Security

last person joined: yesterday 

Forum to discuss Enterprise security using HPE Aruba Networking NAC solutions (ClearPass), Introspect, VIA, 360 Security Exchange, Extensions, and Policy Enforcement Firewall (PEF).
Back to discussions
Expand all | Collapse all

Amigopod...Last ditch attempt!

This thread has been viewed 2 times

  • 1.  Amigopod...Last ditch attempt!

    MVP EXPERT
    Posted Nov 23, 2015 07:32 AM

    Hi All, we have a customer running Aruba ClearPass Guest OS release 3.9 who appears to be having an issue with their self registration guest portal. Unfortuantly as you know the Amigopod is end of sale and end of life so we are attempting to support them on best endvaours. I'm still however hopefull that we maybe able to resolve the issue and provide a resolution of some kind.

     

    In short the end user is able to create a guest visitor account but this is unable to login with the same created account. There hasn't been any changes in the enviroment and this appears to have suddently started occuring. We've restarted the services and the Amigopod but no joy.


    The actual error which the client sees is "{nwa_radius_query}: Missing arguments to method \'GetCallingStationTime\''," and we see a similiar message in the logs:

     

    Client: xxx.xxx.xxx.xxx:52932
    Server: xxx.xxx.xxx.xxx:52932
    Script: /customer_login.php
    Function: trigger_error
    Details: (
      'level' => 'E_USER_WARNING',
      'message' => '{nwa_radius_query}: Missing arguments to method \'GetCallingStationTime\'',
      'file' => '/var/www/html/_include/NwaCore/function.nwa_radius_query.php',
      'line' => 24,
    )

    Any suggestions or ideas would be greatly appreciated..


    Thanks, Craig.



  • 2.  RE: Amigopod...Last ditch attempt!

    Posted Nov 25, 2015 07:12 AM

    Hello!

     

    Never seen that errormessage myself, but... You're saying that nothing has changed on the Amigopod.
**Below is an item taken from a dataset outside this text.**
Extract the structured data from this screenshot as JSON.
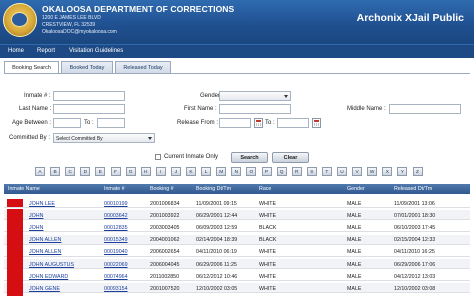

It stands to reason that something has changed "somewhere" else. It might not be big, but something has definately changed. I'm thinking "someone" has changed "something" to get "something else" to work that has affected this - happened to me several times ;)

     

    So this is the Radius authentication that fails due to something in relation to GetCallingStationTime(). One requirement to this function is the callingstationid (mac-address). Some WLC's doesn't default send this according to IEEE-802 standard. Verify that your WLC sends CallingStationID as system mac-address and not including SSID or AP-address or something like that (see picture)

     

    Check the clock on Amigopod and the WLC. Should not be a big discrepancy between these.

     

    12.11.jpg

     



  • 3.  RE: Amigopod...Last ditch attempt!

    MVP EXPERT
    Posted Nov 25, 2015 03:52 PM

    Thanks John, its certainly a start! It's an Aruba WLC and...nothing has changed :) I'll certainly check the NTP soon! 
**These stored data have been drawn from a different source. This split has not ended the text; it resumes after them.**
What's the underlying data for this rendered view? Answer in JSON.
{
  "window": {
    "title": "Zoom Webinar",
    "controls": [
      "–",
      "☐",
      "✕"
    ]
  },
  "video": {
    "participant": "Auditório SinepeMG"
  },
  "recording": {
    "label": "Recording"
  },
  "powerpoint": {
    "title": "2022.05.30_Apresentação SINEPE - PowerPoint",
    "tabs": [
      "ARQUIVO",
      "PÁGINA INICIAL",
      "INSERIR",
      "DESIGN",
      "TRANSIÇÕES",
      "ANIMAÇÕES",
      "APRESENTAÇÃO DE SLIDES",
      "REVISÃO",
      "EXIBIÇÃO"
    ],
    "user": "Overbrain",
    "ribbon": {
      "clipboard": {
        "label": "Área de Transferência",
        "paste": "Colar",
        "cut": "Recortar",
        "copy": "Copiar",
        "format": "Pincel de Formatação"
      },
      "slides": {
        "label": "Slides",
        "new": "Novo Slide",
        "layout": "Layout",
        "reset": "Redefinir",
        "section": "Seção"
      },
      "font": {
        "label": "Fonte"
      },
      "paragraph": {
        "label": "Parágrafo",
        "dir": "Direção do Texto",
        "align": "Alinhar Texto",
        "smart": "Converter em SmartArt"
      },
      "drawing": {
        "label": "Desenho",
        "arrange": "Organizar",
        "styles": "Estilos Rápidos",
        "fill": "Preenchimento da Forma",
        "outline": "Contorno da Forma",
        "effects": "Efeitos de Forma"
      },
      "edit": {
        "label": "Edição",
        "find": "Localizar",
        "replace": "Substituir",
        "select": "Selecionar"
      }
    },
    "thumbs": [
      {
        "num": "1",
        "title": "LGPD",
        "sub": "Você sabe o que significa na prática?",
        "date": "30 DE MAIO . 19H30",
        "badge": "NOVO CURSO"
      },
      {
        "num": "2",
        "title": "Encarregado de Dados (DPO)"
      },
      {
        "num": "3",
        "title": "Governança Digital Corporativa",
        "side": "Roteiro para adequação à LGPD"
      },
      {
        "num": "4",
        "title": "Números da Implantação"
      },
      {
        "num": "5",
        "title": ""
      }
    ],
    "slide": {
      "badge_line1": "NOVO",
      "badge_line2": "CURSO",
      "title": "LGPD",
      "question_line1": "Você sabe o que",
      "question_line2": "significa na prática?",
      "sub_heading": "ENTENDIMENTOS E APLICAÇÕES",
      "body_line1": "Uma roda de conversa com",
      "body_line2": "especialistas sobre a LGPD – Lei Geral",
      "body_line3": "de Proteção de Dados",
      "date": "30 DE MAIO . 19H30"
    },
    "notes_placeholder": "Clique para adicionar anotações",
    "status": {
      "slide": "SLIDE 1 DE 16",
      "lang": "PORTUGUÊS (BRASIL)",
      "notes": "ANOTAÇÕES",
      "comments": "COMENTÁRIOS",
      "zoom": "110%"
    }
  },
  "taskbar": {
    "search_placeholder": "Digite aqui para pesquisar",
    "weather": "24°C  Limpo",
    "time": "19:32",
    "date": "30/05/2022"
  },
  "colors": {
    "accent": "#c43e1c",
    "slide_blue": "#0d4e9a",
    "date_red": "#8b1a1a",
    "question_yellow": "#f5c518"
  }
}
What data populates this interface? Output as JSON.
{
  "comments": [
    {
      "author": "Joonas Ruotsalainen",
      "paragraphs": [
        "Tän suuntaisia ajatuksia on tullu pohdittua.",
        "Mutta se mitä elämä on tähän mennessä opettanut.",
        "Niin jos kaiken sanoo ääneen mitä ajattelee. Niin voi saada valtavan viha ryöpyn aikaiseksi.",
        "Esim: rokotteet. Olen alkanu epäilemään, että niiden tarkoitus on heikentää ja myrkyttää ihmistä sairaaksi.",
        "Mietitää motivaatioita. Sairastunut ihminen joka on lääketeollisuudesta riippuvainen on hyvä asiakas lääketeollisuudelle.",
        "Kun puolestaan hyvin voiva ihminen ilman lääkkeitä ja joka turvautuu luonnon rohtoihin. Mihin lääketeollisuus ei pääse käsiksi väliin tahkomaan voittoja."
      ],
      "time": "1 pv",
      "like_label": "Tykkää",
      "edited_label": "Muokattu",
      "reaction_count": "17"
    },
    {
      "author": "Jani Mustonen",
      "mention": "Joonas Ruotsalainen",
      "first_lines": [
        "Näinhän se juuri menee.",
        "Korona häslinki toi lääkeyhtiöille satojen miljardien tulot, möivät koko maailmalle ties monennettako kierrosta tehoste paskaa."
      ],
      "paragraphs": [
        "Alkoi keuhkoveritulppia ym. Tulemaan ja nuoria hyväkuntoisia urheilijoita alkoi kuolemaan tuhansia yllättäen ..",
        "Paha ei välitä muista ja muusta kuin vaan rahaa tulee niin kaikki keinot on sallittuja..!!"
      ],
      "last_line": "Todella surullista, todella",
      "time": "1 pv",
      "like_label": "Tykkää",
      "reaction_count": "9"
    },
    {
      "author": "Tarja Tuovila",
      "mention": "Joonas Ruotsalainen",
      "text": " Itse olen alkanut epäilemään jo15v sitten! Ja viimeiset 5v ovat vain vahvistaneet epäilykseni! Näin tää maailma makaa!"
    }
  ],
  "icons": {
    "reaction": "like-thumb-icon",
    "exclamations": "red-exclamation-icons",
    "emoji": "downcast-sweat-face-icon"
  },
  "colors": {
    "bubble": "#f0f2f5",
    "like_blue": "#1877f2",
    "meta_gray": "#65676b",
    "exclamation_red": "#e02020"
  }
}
  • 4.  RE: Amigopod...Last ditch attempt!

    Posted Nov 26, 2015 03:02 AM

    I would also try doing a packet capture or RADIUS Debug to get more information. Packet capture can be done from Administrator > Network Setup>Network Diagnostics > Packet Capture > Select protocol as RADIUS (1812,1813) 

     

    Radius Debug can be done from RADIUS > Server Control > Debug RADIUS Server

     

    Note: Ensure that you stop the DEBUG after gathering data and confirm that the RADIUS service is running.